Hedge Fund Start-Ups: GAAP Departure Out of the Gate
Posted by John Braun on Jun 25, 2021 1:25:00 PM
Hedge funds can incur start-up costs called organization and offering costs. Oftentimes, the treatment of these costs for Generally Accepted Accounting Principles in the United States (GAAP) purposes can cause headaches during the audit process. The key to avoiding this particular headache is understanding the issue and then coordinating with your auditor on a plan of action during the organization of the fund.
Organization costs consist of costs incurred to establish the company and enable it legally to do business. They largely consist of legal fees relating to the organization and incorporation of the fund and incorporation fees. Per GAAP, these costs are to be expensed when incurred, which generally happens at the commencement of operations.
Offering costs generally relate to the offering of the fund to investors and can include legal fees, SEC and state registration fees and printing costs for offering materials. Per GAAP, a hedge fund that continually offers interests should defer offering costs until operations and then expense the costs over the offering period, up to a maximum of 12 months using a straight-line methodology.
Some hedge funds aggregate organization and offering costs and then amortize them to expense over the first five years (60 months) of operations. This five-year period is derived from the proper tax treatment. Many advisors find it reasonable to defer the cost over this period, largely because it lessens the impact on early operations and performance. Additionally, assuming that the fund’s investor pool grows, the impact of these costs will be spread across a larger investor base.
Oftentimes, the advisor and administrator do not consider the implications of amortizing these costs consistent with tax basis (over 60 months) for purposes of the audit. Other times, the advisor and administrator are aware of the differences but consciously proceed with the 60-month amortization period, for the reasons noted above. Regardless of the reason, this difference in approach amounts to a GAAP departure, which must be assessed as part of a financial statement audit by the auditor.

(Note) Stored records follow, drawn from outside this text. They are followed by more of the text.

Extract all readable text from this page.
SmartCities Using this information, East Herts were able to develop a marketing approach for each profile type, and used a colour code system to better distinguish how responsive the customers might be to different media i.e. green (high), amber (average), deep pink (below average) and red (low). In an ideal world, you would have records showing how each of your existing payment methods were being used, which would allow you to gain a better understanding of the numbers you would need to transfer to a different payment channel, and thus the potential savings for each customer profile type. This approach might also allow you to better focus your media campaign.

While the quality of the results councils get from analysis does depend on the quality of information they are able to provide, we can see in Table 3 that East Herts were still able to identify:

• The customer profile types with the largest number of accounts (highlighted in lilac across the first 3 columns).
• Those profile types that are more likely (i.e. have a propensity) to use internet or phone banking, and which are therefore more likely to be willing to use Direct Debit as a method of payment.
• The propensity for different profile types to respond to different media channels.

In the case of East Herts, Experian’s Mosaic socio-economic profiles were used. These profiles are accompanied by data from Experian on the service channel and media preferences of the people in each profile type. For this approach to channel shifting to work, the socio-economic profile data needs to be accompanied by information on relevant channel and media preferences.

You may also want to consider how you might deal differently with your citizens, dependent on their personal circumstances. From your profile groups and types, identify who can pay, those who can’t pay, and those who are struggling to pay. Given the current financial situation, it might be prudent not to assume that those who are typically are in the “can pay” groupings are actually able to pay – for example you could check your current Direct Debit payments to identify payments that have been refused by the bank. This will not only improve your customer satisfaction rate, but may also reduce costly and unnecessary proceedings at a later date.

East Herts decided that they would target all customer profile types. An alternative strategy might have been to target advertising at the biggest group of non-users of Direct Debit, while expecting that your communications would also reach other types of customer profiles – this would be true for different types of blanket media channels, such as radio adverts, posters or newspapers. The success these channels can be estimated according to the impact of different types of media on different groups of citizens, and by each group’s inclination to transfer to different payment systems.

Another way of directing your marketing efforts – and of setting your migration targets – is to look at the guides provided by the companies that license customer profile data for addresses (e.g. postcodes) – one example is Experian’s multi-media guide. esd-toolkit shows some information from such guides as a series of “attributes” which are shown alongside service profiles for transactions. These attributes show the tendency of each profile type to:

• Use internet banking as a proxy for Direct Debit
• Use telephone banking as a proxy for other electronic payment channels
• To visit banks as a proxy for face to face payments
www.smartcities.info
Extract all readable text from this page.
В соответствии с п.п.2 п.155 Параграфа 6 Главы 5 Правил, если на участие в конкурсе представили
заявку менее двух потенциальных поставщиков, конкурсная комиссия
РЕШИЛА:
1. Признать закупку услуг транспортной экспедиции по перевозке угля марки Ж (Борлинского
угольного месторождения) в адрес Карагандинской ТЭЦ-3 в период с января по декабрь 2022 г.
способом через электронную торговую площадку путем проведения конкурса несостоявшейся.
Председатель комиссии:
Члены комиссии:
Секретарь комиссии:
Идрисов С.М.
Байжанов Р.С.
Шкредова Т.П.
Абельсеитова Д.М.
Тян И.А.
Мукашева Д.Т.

Consider the following example:
A fund incurs organization costs of $25,000 and offering costs of $15,000 and commences operations on October 1 (assume calendar year-end).
Year 1 - GAAP treatment
- $25,000 – organization costs recognized upon commencement of operations
- $3,750 – 3 months of offering costs incurred during year 1 ($15,000/12*3)
- $28,750 – total organization and offering costs incurred during year 1
Year 1 – Amortized over 60 months
- $2,000 – 3 months of organization and offering costs incurred during year 1 ($40,000/60*3)
In this example, the difference in the expenses incurred during the year is $26,750.
For many start-up funds, the difference noted above in the methodologies is material. Once the auditor has performed this analysis, they have three ways to move forward depending on the circumstances.
- The amount is below a trivial threshold - In this scenario, the difference is of a trivial dollar amount and the auditor can pass on proposing the adjustment to management. Assuming the auditor determines the difference in treatment is not qualitatively material, there is no further action necessary.
- The amount is above the trivial threshold but not material to the financial statements - In this scenario, the auditor would propose the adjustment to management, and management can either make the adjustment to the financial statements or pass on the adjustment. If management passes on the adjustment, the amount will be noted as part of the management representation letter as an uncorrected audit adjustment. Again, this scenario assumes that the auditor has determined the difference in treatment is not qualitatively material and that the financial statements are not materially misstated.
- The amount is above materiality - Similar to scenario 2, the auditor proposes the adjustment to management. However, in this case the auditor would insist on management making the adjustment as, logically, without making a material adjustment the financial statements are materially misstated. If management refuses, the auditor has the option of either issuing a qualified opinion or not issuing an opinion at all.
It should also be noted that in any scenario where there is a departure from GAAP such as the above, management runs the risk of the auditor finding that there are control deficiencies. This concept makes it that much more important that the advisor and/or administrator have discussions with the auditor relating to the GAAP treatment of the organization and offering costs. In this auditor’s judgement, there is a distinction between consciously taking an approach that is a departure from GAAP and unknowingly taking an approach as a result of a weak internal control environment due to a lack of financial reporting knowledge. The latter is likely to result in the auditor issuing management a control deficiency.
As suggested in the introduction, the best course of action by management is to be aware of this potential GAAP departure and understand all its implications. This starts with analyzing the start-up costs and specifically identifying them as either organization and/or offering costs, as there is differing GAAP treatment. From there, engage in active discussions with your administrator and audit firm to determine the potential impact of your preferred treatment if it departs from GAAP. We do not suggest that hedge fund management consciously violate GAAP and offer this guidance so that there is an understanding of the implications should that decision be made.